Limete : à Kingabwa, la rentrée scolaire marquée par l’absence de plusieurs élèves

Plusieurs écoles de Kingabwa, dans la commune de Limete, ont enregistré une faible présence d’élèves ce mardi 1er septembre, date officielle de la rentrée scolaire 2026-2027 sur l’ensemble du territoire national. Un climat ordinaire pour chaque premier jour de l’école. Mais dans ce quartier, la situation sociale est mise en cause, certains parents n’ont pas été en mesure d’envoyer leurs enfants à l’école dès le premier jour, notamment en raison des difficultés financières liées à l’achat des fournitures scolaires.

L’ambiance dans plusieurs avenues de Kingabwa était ainsi moins animée qu’à l’accoutumée. Les uniformes scolaires et les déplacements des élèves, habituellement très visibles à la rentrée, se sont faits plus rares.

Selon certains enseignants, les difficultés financières rencontrées par plusieurs familles expliqueraient en partie cette faible fréquentation.

« Il n’y a pas d’élèves aujourd’hui. Les salles de classe sont restées vides. Nous espérons que, la semaine prochaine, il y aura davantage d’élèves après que leurs parents auront pu acheter les fournitures scolaires nécessaires », a déclaré Innocent, enseignant à l’école Petit Prince.

Dans d’autres établissements, notamment à l’école catholique Madrandelle Saint-Kizito, les cours ont toutefois repris, malgré un nombre limité d’élèves présents dans les salles de classe.

Une enseignante de cet établissement, Odette, affirme que cette situation se répète régulièrement au cours des premiers jours de rentrée.

« Chaque année, cela a toujours été le cas avec les élèves. Certains respectent le calendrier scolaire, tandis que d’autres finissent par emboîter le pas après avoir échangé avec leurs camarades », a-t-elle expliqué.

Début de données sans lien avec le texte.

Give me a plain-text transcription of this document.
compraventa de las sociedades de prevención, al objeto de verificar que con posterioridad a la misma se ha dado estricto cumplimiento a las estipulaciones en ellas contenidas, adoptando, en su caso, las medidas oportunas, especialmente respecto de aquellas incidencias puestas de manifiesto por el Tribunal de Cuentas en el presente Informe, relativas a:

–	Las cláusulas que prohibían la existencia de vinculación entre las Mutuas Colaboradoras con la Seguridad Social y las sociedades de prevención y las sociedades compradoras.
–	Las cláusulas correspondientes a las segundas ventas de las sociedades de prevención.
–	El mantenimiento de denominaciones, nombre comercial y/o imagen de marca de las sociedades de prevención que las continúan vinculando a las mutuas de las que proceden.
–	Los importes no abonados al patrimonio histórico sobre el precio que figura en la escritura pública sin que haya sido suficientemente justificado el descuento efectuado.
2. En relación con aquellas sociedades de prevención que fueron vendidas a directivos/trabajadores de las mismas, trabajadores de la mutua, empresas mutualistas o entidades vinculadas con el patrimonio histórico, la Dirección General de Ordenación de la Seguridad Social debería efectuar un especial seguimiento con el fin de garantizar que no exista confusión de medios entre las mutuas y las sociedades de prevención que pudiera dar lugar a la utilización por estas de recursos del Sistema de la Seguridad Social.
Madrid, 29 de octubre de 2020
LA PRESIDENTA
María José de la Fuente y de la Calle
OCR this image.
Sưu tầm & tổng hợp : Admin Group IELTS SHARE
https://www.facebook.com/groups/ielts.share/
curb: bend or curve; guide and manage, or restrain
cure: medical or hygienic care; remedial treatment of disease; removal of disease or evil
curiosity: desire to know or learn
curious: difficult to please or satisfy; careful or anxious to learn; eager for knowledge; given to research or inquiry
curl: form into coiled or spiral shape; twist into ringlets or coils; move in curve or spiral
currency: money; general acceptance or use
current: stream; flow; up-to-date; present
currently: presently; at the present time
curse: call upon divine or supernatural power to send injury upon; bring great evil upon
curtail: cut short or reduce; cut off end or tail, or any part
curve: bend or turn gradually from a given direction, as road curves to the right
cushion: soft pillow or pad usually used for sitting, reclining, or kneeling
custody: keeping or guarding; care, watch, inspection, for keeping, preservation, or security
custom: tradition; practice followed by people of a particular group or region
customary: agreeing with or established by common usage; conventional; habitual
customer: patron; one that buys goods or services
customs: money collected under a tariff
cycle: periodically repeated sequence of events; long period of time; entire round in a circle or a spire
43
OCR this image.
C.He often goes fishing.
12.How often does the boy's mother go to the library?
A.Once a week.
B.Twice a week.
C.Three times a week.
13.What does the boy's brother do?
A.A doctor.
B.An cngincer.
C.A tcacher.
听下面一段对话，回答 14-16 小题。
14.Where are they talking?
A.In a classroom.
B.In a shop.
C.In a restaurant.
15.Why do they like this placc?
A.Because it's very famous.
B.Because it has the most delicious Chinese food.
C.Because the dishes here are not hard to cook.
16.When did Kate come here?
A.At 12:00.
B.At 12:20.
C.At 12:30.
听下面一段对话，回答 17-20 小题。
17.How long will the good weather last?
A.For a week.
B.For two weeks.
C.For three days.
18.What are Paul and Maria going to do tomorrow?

Les difficultés financières des familles en question

La faible fréquentation observée dans plusieurs établissements de Kingabwa met en évidence les difficultés auxquelles certaines familles sont confrontées au moment de la rentrée scolaire.

Pour certains observateurs, cette situation pose également la question de la régularité de la rémunération des fonctionnaires et de sa capacité à permettre aux ménages de faire face aux dépenses essentielles, notamment celles liées à la scolarisation des enfants.

À Kingabwa, si les activités scolaires ont repris dans certains établissements, plusieurs familles devraient encore attendre avant de voir leurs enfants rejoindre régulièrement les salles de classe.